Cependant là encore il me semble qu'il faut nuancer un peu.
En
bref, cette définition que Voltaire donne de la littérature ne me paraît pas contestable
pour le fond ; mais exprimée sous forme de maxime, donc dépouillée le plus possible,
elle gagnerait à être nuancée par l'étude de cas particuliers.
De plus, une autre question
se pose : est-elle exhaustive ?
« Les lettres nourrissent l'âme » : cette première vocation de la littérature a de tout
temps été reconnue, depuis Sophocle et Euripide, Homère et Virgile ; et cela tout
particulièrement en France, où l'oeuvre littéraire est extrêmement riche, et le goût
littéraire prononcé.
Certes, une distinction est à faire, qui n'a pas toujours été faite : les
lettres nourrissent l'âme, donc l'homme.
Mais l'homme, composé d'« atomes spirituels »
certes, mais aussi d'atomes corporels, ne se nourrit pas exclusivement de cela, comme
ont eu tendance à le croire les pédants de toutes les époques, et plus particulièrement
les Précieuses du XVIIe siècle.
Leurs excès en la matière leur attirent cette verte réplique
que Molière place dans la bouche de Chrysale, dans Les Femmes savantes :
«Je vis de bonne soupe, et non de beau langage!» Comme toute réaction, cette riposte
est exagérée.
L'homme fait de matériel et d'immatériel, pour reprendre la distinction des
savants des anciens temps, doit s'abreuver aux deux sources ; et quelle nourriture, pour
l'âme, que ce contact avec les penseurs de tout temps, qui ont su exprimer l'être humain
et ses sentiments avec génie ! Cette première définition de la littérature me paraît
indiscutable, et les exemples l'appuyant se multiplient à l'infini.
Les deuxième et
troisième définitions, par contre, qui ne sont en fait que des précisions apportées à la
première, méritent d'être nuancées.
Par la seconde vocation qu'il donne à la littérature, Voltaire suggère qu'elle nous permet
en somme de « bien faire l'homme », selon l'expression de Montaigne, en nous aidant à
bien penser, et à posséder un bon jugement.

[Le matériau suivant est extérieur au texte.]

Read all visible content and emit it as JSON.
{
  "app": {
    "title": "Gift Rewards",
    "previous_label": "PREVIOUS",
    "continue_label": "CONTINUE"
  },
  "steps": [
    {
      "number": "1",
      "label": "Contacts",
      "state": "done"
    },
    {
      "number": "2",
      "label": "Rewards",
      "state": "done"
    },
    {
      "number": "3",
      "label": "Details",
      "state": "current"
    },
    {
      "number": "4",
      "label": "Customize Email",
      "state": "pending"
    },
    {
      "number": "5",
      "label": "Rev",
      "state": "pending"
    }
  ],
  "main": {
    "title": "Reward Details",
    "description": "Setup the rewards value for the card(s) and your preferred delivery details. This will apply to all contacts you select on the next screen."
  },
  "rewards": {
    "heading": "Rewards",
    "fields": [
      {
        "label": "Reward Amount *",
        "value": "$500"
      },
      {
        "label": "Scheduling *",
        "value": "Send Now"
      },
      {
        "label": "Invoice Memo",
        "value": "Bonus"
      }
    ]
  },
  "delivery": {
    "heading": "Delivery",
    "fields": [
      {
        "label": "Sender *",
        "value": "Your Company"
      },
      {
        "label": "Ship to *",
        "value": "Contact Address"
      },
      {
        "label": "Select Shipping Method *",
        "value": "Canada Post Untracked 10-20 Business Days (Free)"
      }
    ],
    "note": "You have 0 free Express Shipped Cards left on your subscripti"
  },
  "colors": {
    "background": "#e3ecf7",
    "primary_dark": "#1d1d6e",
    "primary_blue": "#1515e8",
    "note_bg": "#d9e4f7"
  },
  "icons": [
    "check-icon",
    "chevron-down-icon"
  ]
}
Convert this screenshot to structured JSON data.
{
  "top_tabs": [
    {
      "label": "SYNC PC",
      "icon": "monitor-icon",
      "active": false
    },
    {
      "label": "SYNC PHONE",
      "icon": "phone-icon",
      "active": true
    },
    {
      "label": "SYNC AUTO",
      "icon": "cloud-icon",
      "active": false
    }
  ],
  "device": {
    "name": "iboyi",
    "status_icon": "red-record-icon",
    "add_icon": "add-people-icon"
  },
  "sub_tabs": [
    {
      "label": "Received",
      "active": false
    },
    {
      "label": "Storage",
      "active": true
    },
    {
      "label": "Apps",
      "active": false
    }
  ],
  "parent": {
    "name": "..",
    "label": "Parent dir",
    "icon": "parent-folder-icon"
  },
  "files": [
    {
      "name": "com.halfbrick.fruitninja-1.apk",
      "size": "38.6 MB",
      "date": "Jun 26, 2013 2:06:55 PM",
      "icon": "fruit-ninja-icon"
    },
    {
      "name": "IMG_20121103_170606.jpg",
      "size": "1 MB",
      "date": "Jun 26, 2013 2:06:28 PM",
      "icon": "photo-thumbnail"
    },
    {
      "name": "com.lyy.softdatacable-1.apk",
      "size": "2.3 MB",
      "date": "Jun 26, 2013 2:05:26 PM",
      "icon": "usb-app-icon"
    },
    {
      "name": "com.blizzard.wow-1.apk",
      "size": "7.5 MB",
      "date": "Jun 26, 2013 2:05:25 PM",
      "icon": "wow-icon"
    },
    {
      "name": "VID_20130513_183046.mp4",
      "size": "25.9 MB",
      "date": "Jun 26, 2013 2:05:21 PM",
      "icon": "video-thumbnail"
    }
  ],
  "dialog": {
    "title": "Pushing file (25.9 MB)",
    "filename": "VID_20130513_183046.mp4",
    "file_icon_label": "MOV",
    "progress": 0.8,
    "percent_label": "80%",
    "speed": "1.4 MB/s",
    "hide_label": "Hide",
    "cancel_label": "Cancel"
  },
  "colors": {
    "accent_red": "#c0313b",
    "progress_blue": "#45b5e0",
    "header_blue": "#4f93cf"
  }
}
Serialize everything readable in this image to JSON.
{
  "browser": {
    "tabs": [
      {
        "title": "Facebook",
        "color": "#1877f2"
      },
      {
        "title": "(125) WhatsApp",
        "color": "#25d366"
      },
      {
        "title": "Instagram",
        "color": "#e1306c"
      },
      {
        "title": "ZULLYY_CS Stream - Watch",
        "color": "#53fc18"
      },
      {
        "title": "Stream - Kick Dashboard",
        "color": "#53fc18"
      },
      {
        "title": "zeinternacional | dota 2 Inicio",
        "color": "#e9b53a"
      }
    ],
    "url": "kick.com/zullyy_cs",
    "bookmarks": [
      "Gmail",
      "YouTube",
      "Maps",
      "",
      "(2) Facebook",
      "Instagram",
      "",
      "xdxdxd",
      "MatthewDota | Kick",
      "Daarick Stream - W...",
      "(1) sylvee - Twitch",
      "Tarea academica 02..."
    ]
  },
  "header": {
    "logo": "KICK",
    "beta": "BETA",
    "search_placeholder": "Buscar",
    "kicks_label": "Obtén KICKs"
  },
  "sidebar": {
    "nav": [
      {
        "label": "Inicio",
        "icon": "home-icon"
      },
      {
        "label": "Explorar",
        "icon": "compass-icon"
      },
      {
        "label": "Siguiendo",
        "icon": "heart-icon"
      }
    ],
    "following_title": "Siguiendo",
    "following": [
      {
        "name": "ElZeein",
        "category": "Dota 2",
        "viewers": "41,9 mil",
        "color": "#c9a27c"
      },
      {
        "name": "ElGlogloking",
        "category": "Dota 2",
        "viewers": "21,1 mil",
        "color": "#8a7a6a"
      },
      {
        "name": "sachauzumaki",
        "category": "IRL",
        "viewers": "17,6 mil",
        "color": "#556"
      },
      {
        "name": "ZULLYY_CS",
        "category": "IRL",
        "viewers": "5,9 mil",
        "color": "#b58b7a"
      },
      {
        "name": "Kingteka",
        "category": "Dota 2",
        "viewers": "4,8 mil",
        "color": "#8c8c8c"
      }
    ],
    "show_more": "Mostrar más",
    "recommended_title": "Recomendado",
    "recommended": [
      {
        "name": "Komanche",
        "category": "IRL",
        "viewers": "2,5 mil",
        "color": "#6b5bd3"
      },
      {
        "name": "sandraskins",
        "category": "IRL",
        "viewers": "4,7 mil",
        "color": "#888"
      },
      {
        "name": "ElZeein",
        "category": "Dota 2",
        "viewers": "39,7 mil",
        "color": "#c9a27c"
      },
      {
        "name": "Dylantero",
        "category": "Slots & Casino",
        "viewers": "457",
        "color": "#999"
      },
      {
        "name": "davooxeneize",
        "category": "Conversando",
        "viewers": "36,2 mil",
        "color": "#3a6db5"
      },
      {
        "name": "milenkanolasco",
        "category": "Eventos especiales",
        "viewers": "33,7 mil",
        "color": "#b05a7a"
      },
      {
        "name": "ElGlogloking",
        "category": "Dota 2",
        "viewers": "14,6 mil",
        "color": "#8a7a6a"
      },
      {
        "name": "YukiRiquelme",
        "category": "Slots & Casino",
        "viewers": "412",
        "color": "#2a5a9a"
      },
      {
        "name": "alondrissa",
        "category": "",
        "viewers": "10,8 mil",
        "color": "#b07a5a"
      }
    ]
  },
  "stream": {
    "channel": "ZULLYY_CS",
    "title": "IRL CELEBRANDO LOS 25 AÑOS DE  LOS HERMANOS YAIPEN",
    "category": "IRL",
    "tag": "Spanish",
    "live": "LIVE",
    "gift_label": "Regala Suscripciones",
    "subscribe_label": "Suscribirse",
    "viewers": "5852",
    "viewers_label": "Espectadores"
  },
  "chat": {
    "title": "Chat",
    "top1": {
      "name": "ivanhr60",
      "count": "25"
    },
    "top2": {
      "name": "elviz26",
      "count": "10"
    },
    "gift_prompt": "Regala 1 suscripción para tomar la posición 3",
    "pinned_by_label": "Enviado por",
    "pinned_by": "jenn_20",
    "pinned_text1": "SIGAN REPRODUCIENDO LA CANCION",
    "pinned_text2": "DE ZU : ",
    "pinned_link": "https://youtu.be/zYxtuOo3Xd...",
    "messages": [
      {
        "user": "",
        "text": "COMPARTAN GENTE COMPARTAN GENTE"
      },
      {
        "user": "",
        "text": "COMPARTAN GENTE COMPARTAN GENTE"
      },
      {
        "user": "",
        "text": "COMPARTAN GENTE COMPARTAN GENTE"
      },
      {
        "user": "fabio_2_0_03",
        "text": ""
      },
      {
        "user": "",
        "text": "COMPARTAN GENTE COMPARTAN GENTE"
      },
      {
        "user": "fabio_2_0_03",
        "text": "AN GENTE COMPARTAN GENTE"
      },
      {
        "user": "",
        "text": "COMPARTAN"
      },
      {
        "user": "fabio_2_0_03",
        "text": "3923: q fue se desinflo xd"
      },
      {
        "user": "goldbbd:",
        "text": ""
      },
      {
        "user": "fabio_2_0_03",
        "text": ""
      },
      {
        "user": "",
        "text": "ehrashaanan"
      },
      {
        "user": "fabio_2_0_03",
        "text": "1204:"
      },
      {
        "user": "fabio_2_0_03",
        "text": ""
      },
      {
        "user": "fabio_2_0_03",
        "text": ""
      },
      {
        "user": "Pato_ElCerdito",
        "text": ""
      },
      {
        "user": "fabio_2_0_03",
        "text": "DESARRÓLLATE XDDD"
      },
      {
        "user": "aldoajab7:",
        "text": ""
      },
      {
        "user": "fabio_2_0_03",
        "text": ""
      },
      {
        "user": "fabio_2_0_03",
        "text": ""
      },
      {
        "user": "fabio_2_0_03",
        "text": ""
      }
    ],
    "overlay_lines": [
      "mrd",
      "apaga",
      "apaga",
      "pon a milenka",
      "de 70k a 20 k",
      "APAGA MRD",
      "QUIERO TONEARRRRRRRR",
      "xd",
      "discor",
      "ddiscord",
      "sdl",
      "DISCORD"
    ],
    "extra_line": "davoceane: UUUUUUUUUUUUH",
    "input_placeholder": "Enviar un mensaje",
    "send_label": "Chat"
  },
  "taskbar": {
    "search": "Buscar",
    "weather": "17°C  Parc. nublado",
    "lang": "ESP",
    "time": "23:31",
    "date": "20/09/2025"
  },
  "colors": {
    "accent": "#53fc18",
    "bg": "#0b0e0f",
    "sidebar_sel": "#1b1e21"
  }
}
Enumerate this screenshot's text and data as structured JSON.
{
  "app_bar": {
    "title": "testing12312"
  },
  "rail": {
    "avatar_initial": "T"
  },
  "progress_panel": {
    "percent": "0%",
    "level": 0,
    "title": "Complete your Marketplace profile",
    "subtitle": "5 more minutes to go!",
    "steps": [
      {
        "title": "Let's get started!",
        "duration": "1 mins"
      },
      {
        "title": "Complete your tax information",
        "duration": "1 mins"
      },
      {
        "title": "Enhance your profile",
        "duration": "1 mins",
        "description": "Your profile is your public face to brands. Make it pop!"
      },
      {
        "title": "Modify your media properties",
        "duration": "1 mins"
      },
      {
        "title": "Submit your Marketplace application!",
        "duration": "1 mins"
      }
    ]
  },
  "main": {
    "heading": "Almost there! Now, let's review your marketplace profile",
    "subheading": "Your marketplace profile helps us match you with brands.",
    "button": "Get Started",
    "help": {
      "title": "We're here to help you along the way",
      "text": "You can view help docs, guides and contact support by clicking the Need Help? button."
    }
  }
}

Remarque particulièrement vraie à l'époque
où Voltaire la formule ; au XVIIIe siècle, en effet, la littérature prend plus que jamais une
orientation philosophique ; on cherche à bien juger, non seulement des questions
métaphysiques — abordées par tous les grands penseurs de l'époque (Voltaire, Diderot et
Rousseau, pour ne citer qu'eux) avec des opinions personnelles et fort différentes — mais
aussi des cas concrets.
Ainsi Voltaire se préoccupe-t-il de jugement au sens judiciaire du
terme en prenant la défense des Calas ou des Montbailli.
Le XVIIIe siècle est donc
caractérisé par un grand brassage d'idées, exprimées par de grands auteurs littéraires,
au contact desquels un esprit cultivé peut affermir son propre jugement.
Mais l'opinion
de Voltaire se vérifie également aux siècles précédents : Montaigne, Rabelais ont cherché
à «rectifier» l'âme, et, au xvii siècle, La Rochefoucauld, Mme de La Fayette, ainsi qu'avec
les moyens théâtraux Corneille ou Molière.
Tous ces écrivains, en formulant des idées, en
critiquant telles autres, affermissent notre propre jugement et « rectifient » notre âme.
Ce but, cependant, risque de n'être pas toujours atteint.
Si l'information est partielle,
l'âme, loin d'être « rectifiée », risque d'être «déviée», car certains écrivains, emportés
par l'ardeur polémique, ou simplement exaltés de nature (je pense en particulier à
Rousseau), présentent un danger certain à être pris au pied de la lettre.
Voltaire a
d'ailleurs prévenu ce danger en écrivant « les lettres », considérant donc la littérature.